Asset Allocation: A Four-Layer Approach
It might be most useful for investors to think about asset allocation in four layers: assets, liquidity, currency, and risk.
Assets. A review of assets should take stock of the organization’s exposure to various markets—equity, fixed income, real assets (typically inflation hedges), and absolute return (strategies that generate a positive return that is uncorrelated with liquid markets).
Liquidity. Considerations of liquidity should entail determining how much of the portfolio will be committed to assets that are illiquid, or that have liquidity that is quarterly, monthly, or daily. A good definition of liquidity might be: “the ability to get out of a position at a reasonable price over a given period of time.”
Currency. The key point to consider here is how much of the portfolio is denominated in U.S. dollars and how much is in various foreign currencies representing Europe, Asia, and Latin America. Investors need to know their currency exposure because currency and the underlying markets will probably not move in the same ways.
Risk. Investors should assign risk values across the portfolio. An effective approach is to use four types of value at risk (VaR), a measure of the maximum expected loss over a specific period of time at a given confidence level. These types, each of which describes a different aspect of market risk in the portfolio, are:
- VaR (e.g., maximum loss that can be incurred in a trading day with a 95 percent confidence level)
- Marginal VaR (e.g., the contribution of a specific position or asset class to the total risk)
- Relative VaR (e.g., a measure of how closely a portfolio’s risk matches that of its corresponding benchmark, such as the S&P 500)
- Conditional VaR (e.g., the risk of loss in excess of that calculated by the VaR for a given confidence interval—a measure of ‘tail risk’)

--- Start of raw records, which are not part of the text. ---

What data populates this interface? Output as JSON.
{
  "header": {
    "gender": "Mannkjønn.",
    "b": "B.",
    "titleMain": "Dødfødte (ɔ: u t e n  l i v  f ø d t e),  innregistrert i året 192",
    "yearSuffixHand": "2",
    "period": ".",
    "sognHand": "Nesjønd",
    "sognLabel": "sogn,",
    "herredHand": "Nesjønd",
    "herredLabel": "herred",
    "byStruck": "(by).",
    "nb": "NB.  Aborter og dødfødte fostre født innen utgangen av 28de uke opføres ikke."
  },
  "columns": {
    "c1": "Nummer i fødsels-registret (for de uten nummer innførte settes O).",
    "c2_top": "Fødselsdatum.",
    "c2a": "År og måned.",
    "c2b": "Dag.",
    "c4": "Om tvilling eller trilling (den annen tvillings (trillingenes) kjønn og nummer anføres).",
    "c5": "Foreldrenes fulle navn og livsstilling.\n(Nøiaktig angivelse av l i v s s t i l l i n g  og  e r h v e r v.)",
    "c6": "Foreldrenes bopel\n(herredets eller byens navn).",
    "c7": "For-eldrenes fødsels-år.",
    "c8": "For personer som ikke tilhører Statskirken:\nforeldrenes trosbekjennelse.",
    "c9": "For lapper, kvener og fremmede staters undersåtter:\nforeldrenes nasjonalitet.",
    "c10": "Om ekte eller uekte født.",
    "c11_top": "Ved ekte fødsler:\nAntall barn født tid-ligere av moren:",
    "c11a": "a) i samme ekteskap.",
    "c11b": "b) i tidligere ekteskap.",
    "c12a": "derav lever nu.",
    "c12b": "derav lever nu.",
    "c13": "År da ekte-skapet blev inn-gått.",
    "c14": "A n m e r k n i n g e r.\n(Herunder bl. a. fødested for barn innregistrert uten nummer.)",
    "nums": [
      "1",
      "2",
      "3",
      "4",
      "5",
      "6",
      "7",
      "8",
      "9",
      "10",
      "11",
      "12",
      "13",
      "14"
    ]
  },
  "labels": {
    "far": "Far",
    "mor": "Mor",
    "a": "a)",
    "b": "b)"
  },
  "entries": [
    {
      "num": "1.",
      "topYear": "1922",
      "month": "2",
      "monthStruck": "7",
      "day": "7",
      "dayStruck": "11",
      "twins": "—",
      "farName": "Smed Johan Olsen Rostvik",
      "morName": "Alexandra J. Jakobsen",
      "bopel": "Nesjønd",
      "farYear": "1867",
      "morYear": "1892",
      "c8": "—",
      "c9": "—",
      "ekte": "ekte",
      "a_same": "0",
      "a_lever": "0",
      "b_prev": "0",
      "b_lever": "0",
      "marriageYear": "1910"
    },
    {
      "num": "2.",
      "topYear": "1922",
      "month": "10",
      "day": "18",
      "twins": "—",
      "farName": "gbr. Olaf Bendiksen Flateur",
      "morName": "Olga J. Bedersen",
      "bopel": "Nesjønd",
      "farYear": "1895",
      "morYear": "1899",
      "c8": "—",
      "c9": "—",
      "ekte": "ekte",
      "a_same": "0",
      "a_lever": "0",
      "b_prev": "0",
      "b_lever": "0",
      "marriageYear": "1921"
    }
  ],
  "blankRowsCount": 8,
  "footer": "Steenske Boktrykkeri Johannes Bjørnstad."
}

This approach is four-dimensional diversification, instead of the standard one-dimensional diversification-by-asset-class-only approach. Once again, reiterating the time-frame arbitrage advantage of perpetual investors, this type of top-to-bottom diversification holds more potential for smoothing the rocky road that investors have been on for the past several months.
A Final Tip: Control Your Amygdyla
No discussion of market volatility would be complete without touching on plain old emotion—i.e., fear. For those times when things are really going haywire, it is helpful to keep in mind the perspective advanced by Jason Zweig, a senior writer for Money magazine, and a guest columnist for Time magazine and cnn.com, in his book Your Money and Your Brain: How the New Science of Neuroeconomics Can Help Make You Rich.
Zweig writes about the amygdala (ah-MIG-dah-lah) located deep in the center of our brains. When one confronts a potential risk, this part of the reflexive brain acts as an alarm system—generating hot, fast emotions like fear and anger that it shoots up to the brain like warning flares. A television broadcast from the floor of the stock exchange on a bad trading day combines a multitude of cues that can fire up the amygdala: flashing lights, clanging bells, hollering voices, people gesturing wildly. Because the amygdala is so attuned to big changes, a sudden drop in the market tends to be more upsetting than a longer, slower—or even a much bigger—decline.
Fear of financial loss always lurks within the normal investing brain—you can’t change the biological facts. The response of the amygdala doesn’t make us irrational. But selling your investments every time they take a sudden drop will make your broker rich and leave you poor and jittery. Being prepared in advance and keeping one’s sights set on long-term goals can help keep that flu from becoming an all-out case of pneumonia.